Ebola is a truly frightening disease, with a fatality rate as high as 95 per cent (although the death rate in the current outbreak in West Africa is only 55-60 per cent). At the moment, it is largely confined to a heavily forested inland area where the borders of Liberia, Sierra Leone and Guinea meet, although cases have already appeared in the capital cities of all three countries.
It could get much worse. If ebola successfully made the jump to a more prosperous, densely populated country like Nigeria, whose citizens travel all over the world, the current 800 recorded deaths could become 8000 or 80,000, or even more. And the worst of it is that there is no effective vaccine or treatment for ebola.
Let me rephrase that. There is no approved vaccine or treatment for ebola. There are candidates, some of which have shown promising results when tested on non-human primates. But they haven't gone through the full testing process that is necessary before they are approved for human use, because nobody was willing to pay for it.
The normal procedure in the United States, home to more than half of the world's major drug companies ("Big Pharma"), is that basic research for new drugs may be paid for by government grants or even by private philanthropy (like Bill Gates's $200 million donation for research on a malaria vaccine), but the work of bringing the drugs to market is left to the commercial companies. All too often, they simply can't be bothered.

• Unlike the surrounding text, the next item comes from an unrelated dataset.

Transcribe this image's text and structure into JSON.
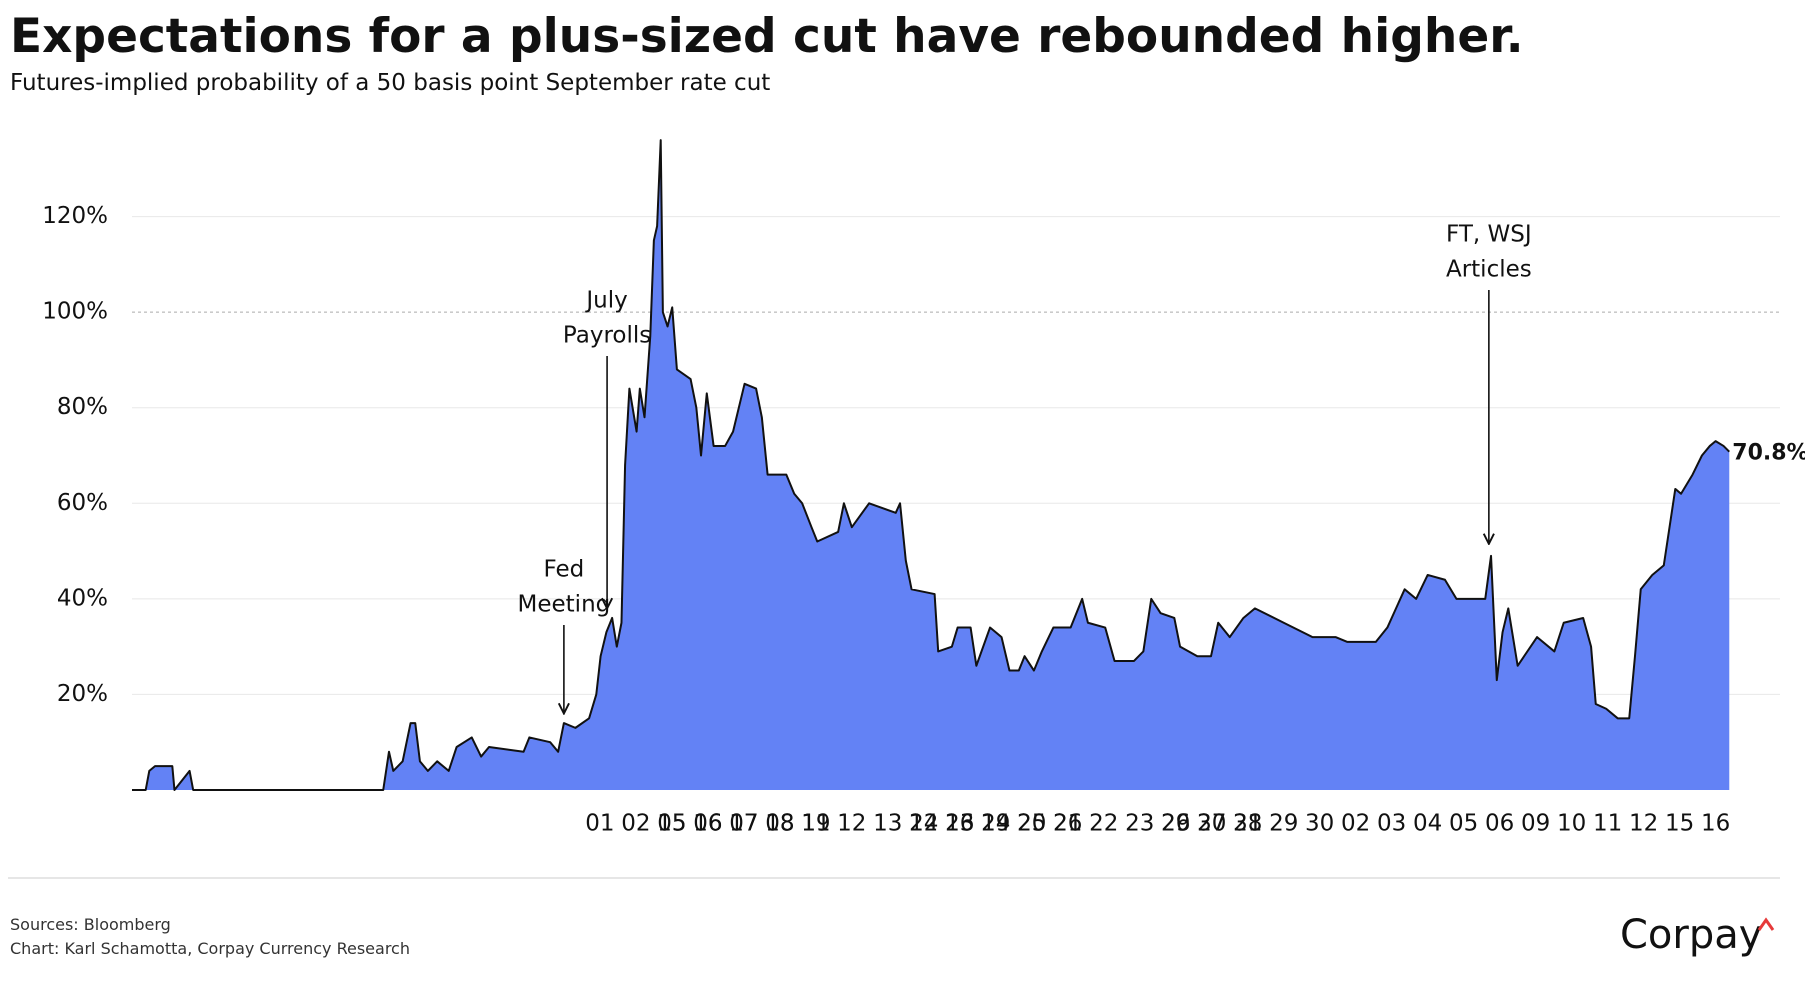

It costs hundreds of millions of dollars to take a drug through the whole approval process and put it on the market. That's worthwhile if the drug will then sell at a high cost and be used regularly over long periods of time: a drug that fights "rich people's diseases" like cancer or heart disease, say, or even something like Viagra. But a one-shot vaccine that would mainly be used by poor Africans will never make a profit, so it is ignored.